Shadowed Pathways

NWF   |   April 20, 2006

I have long been troubled by the mounting scientific evidence warning of enormous and unprecedented ecological threats presented by global warming.  Now we see the very beginnings of the predicted consequences—intense storms, hurricanes, coastal flooding, droughts with forest and grassland fires and a breathtaking loss of ice worldwide.

I am also frustrated and angry by the complete lack of progress on energy and conservation policy in Washington DC.  Instead of showing global leadership, our Nation has become a global scofflaw on climate change.   

Meanwhile, their strategy has been to distract national conservation organizations with repeated attempts to damage the legal framework for environmental protection.  We have been forced to spend time and energy preventing repeated attempts by the administration to roll back critical conservation policies that have stood our Nation well for three decades. 

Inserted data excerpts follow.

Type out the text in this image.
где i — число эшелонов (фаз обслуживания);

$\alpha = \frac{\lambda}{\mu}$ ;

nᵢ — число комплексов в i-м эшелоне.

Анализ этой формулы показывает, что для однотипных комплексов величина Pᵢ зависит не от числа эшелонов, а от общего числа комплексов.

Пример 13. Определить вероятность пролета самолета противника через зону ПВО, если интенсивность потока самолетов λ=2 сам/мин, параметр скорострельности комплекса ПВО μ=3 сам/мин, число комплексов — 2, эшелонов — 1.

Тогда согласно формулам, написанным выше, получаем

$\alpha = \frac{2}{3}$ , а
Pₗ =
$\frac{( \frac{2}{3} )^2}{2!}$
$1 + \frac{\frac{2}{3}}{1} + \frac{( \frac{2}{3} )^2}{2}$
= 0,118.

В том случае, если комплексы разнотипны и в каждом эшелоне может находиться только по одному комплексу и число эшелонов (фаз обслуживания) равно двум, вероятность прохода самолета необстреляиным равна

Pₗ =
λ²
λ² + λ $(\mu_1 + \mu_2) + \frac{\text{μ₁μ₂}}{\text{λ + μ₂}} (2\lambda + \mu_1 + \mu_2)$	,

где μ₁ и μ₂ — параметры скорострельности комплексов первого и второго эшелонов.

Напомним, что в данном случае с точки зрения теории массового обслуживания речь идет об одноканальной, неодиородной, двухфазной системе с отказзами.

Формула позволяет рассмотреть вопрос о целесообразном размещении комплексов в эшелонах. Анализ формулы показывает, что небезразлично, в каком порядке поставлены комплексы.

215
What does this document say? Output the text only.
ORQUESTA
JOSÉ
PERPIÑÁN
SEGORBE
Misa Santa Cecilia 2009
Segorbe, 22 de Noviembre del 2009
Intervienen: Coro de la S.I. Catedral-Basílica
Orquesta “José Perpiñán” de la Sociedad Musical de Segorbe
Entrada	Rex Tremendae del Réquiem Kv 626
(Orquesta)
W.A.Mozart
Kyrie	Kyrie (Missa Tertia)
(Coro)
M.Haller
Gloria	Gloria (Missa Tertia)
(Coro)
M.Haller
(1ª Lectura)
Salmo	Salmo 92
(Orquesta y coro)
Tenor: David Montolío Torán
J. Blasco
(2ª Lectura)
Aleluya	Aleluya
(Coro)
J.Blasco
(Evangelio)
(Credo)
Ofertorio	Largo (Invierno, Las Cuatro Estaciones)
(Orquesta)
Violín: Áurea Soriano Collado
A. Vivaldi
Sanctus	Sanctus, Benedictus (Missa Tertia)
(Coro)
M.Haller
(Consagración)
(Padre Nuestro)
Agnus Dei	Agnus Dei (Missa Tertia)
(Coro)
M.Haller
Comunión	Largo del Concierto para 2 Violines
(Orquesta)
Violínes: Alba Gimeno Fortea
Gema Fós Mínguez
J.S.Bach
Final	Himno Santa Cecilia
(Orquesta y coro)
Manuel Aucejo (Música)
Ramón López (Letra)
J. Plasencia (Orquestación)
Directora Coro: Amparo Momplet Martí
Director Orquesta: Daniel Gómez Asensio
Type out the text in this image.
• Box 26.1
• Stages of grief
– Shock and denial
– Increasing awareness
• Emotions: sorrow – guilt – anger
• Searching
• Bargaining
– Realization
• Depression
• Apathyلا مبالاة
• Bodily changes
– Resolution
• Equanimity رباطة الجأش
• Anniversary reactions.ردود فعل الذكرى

This distraction has prevented Americans from recognizing the profound threats presented by the billions of tons of greenhouse gases emitted into our atmosphere each month.  Through the burning of oil, coal and other fossil fuels, we are liberating carbon, methane and other greenhouse gases that have been sequestered for millions of years. The latest EPA report shows that that U. S. emissions are up 1.7% proving that the President’s voluntary program is bankrupt and without merit.

As we change the makeup of our atmosphere, we are surely changing our climate in ways that will have profound impacts on the lives of our children’s children.  Using widely accepted predictive climate models, nineteen of the world’s leading ecological scientists studied six eco-regions covering 20 percent of the earth’s land area.  They published a peer-reviewed study in the January 2004 issue of the magazine Nature.  The landmark study concludes that unless we cut greenhouse gas emissions significantly, between 15 and 37 percent of the living resources of this planet will become extinct by 2050. That hits home for me as I have spent the last four decades trying to keep wildlife in our future.  A second study has confirmed these findings.

John A. Brashear the founding chair of what is now Carnegie Mellon University and one of America’s innovative scientists in the Victorian period once wrote,

"The science most worthwhile in this world is that which takes sunlight from behind the clouds and sprinkles it on the shadowed pathways of fellow travelers." 

I see my job confronting global warming as clearing away the clouds of confusion so the sunshine of sound science can enlighten the pathway to our common future. Looking ahead, I am optimistic that the American public will soon be able cut through all the cynical obfuscation and discover the truth about what lies ahead for all humanity.  For the sake of our grand children, please join with me in this effort.